Violeta Angelova, looking quite young and with a facial resemblance to New York City Ballet's Wendy Whelan, gave her first performance bursts of spontaneity that were like sunshine suddenly breaking through clouds. Yet there were also the clouds when she seemed to be thinking much and didn't appear confident. Angelova's second performance was surer but I missed those bursts. Kendra Mitchell, short and pert, has speed and at the second performance she sparkled in the solo and gave her supported adagio much dignity. The tall Lauren Stewart looked awkward the first evening but by the second had gained considerable control, smiling more - which brought out a likeness to the young Marnee Morris of yore.
Natalia Magnicaballi can be counted on to be smoothly professional from performance to performance. She doesn't, though, illuminate Balanchine for me, not in the neoclassicism of "Divertimento" nor in the split atom classicism of the "Agon" pas de deux. Is it her contrary body type, temperament or both? Frederick Ashton choreography is said to be entering the repertory and that may suit her more. The versatile Michael Cook was the man in "Agon" (to Igor Stravinsky's music) . He also partnered Angelova in Balanchine's comedic "Stars and Stripes" duet (to John Philip Sousa's score) and, especially the second time, had dash.
Momchil Mladenov, a partner with insight and a sensitive dance actor, isn't at his best as a classical soloist. I suspect the cause isn't attitude but anatomy - an eccentricity in the line of leg and foot. He was more stretched for his "Divertimento" solo in the repeat performance, but really came into his own in Bejart's ballet.
The "Scene d'amour" of Bejart's "Romeo et Juliet" (music by Hector Berlioz) has been in the Farrell company's repertory for some time but is now being danced convincingly. It is a duet with supporting players and its concerns are love, strife and death. Mladenov, alone on stage at first, conveys Romeo's urgency as he waits for Juliet. He takes his hands from covering his eyes and hugs himself. His body responds sensually as a ripple, a wave of agitation, passes down from the chest into the legs. And Romeo's body keeps responding as he reaches for the absent Juliet - until she arrives and they can embrace. Mladenov moves with a plasticity that has continuity and substance. The boots he wore, cloth ones, flatter. Sara Ivan too has a material fluidity to which she gives a lightness and buoyancy. Her sharp Farrell wrists keep the impetus acute. There isn't the Bejart dancer's movement that springs from passionate breath control, but what Mladenov and Ivan do is an apt equivalent. Cheers greeted the two leads at the first performance's curtain calls.
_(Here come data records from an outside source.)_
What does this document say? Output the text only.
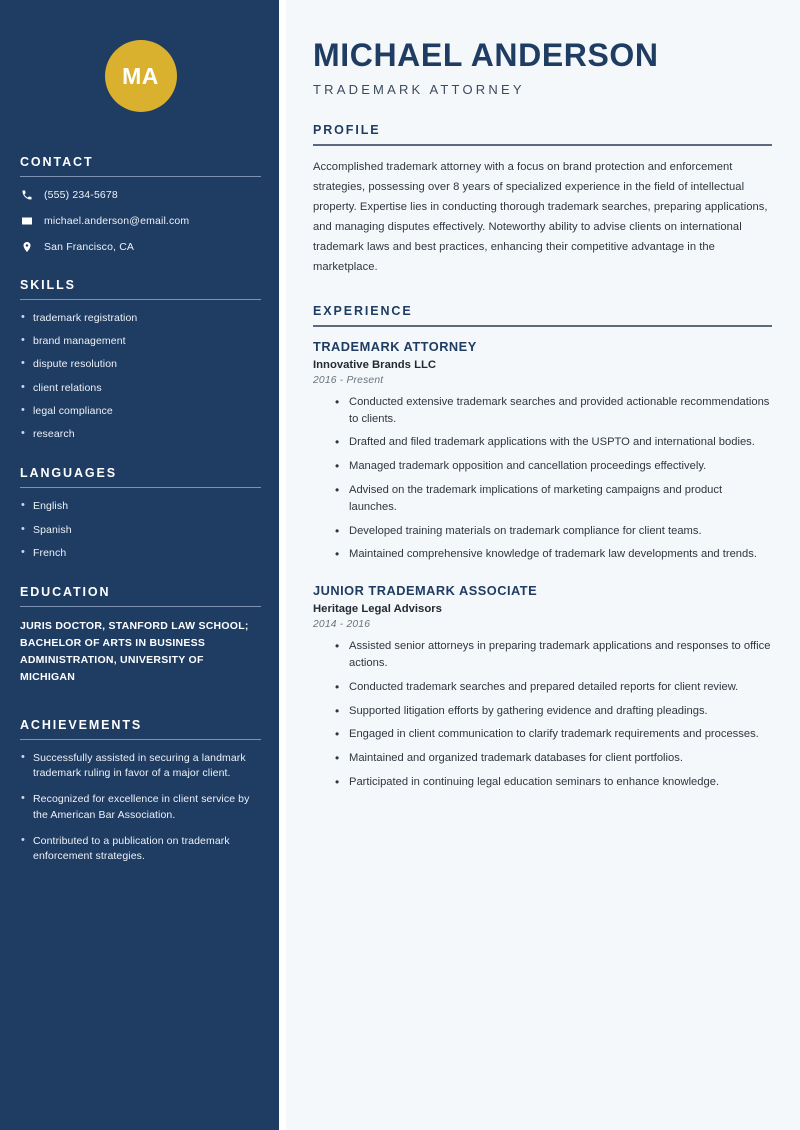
MA
CONTACT
(555) 234-5678
michael.anderson@email.com
San Francisco, CA
SKILLS
• trademark registration
• brand management
• dispute resolution
• client relations
• legal compliance
• research
LANGUAGES
• English
• Spanish
• French
EDUCATION
JURIS DOCTOR, STANFORD LAW SCHOOL; BACHELOR OF ARTS IN BUSINESS ADMINISTRATION, UNIVERSITY OF MICHIGAN
ACHIEVEMENTS
• Successfully assisted in securing a landmark trademark ruling in favor of a major client.
• Recognized for excellence in client service by the American Bar Association.
• Contributed to a publication on trademark enforcement strategies.
MICHAEL ANDERSON
TRADEMARK ATTORNEY
PROFILE

Accomplished trademark attorney with a focus on brand protection and enforcement strategies, possessing over 8 years of specialized experience in the field of intellectual property. Expertise lies in conducting thorough trademark searches, preparing applications, and managing disputes effectively. Noteworthy ability to advise clients on international trademark laws and best practices, enhancing their competitive advantage in the marketplace.

EXPERIENCE
TRADEMARK ATTORNEY
Innovative Brands LLC
2016 - Present
• Conducted extensive trademark searches and provided actionable recommendations to clients.
• Drafted and filed trademark applications with the USPTO and international bodies.
• Managed trademark opposition and cancellation proceedings effectively.
• Advised on the trademark implications of marketing campaigns and product launches.
• Developed training materials on trademark compliance for client teams.
• Maintained comprehensive knowledge of trademark law developments and trends.
JUNIOR TRADEMARK ASSOCIATE
Heritage Legal Advisors
2014 - 2016
• Assisted senior attorneys in preparing trademark applications and responses to office actions.
• Conducted trademark searches and prepared detailed reports for client review.
• Supported litigation efforts by gathering evidence and drafting pleadings.
• Engaged in client communication to clarify trademark requirements and processes.
• Maintained and organized trademark databases for client portfolios.
• Participated in continuing legal education seminars to enhance knowledge.
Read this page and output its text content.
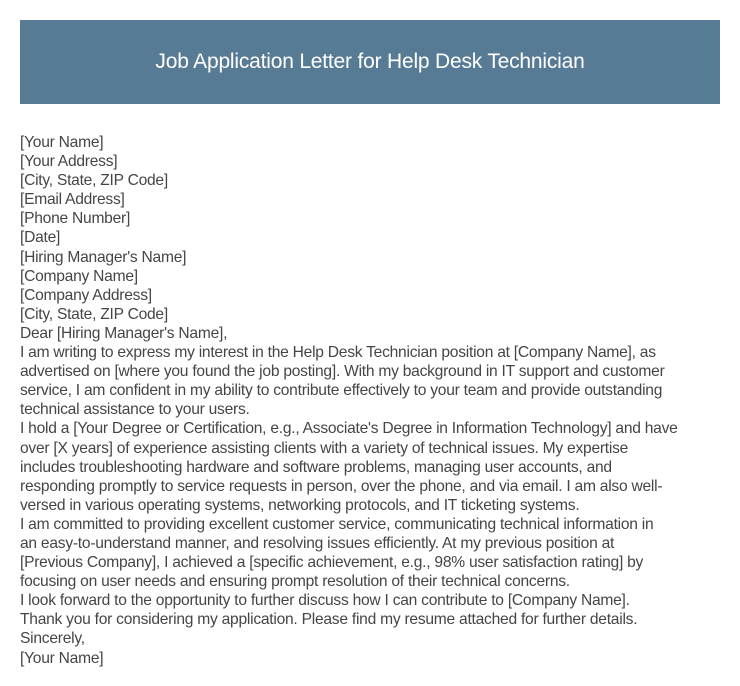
Job Application Letter for Help Desk Technician
[Your Name]
[Your Address]
[City, State, ZIP Code]
[Email Address]
[Phone Number]
[Date]
[Hiring Manager's Name]
[Company Name]
[Company Address]
[City, State, ZIP Code]
Dear [Hiring Manager's Name],
I am writing to express my interest in the Help Desk Technician position at [Company Name], as
advertised on [where you found the job posting]. With my background in IT support and customer
service, I am confident in my ability to contribute effectively to your team and provide outstanding
technical assistance to your users.
I hold a [Your Degree or Certification, e.g., Associate's Degree in Information Technology] and have
over [X years] of experience assisting clients with a variety of technical issues. My expertise
includes troubleshooting hardware and software problems, managing user accounts, and
responding promptly to service requests in person, over the phone, and via email. I am also well-
versed in various operating systems, networking protocols, and IT ticketing systems.
I am committed to providing excellent customer service, communicating technical information in
an easy-to-understand manner, and resolving issues efficiently. At my previous position at
[Previous Company], I achieved a [specific achievement, e.g., 98% user satisfaction rating] by
focusing on user needs and ensuring prompt resolution of their technical concerns.
I look forward to the opportunity to further discuss how I can contribute to [Company Name].
Thank you for considering my application. Please find my resume attached for further details.
Sincerely,
[Your Name]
Tastefully colorful new lighting by J. Russell Sandifer has been designed for all the selections except "Divertimento" which was danced in its traditional brightness. Good recordings of the music were used. More people lined up for these free performances than the 300 seat Family Theater accommodates. The considerable overflow could watch on a hallway screen in the Kennedy Center.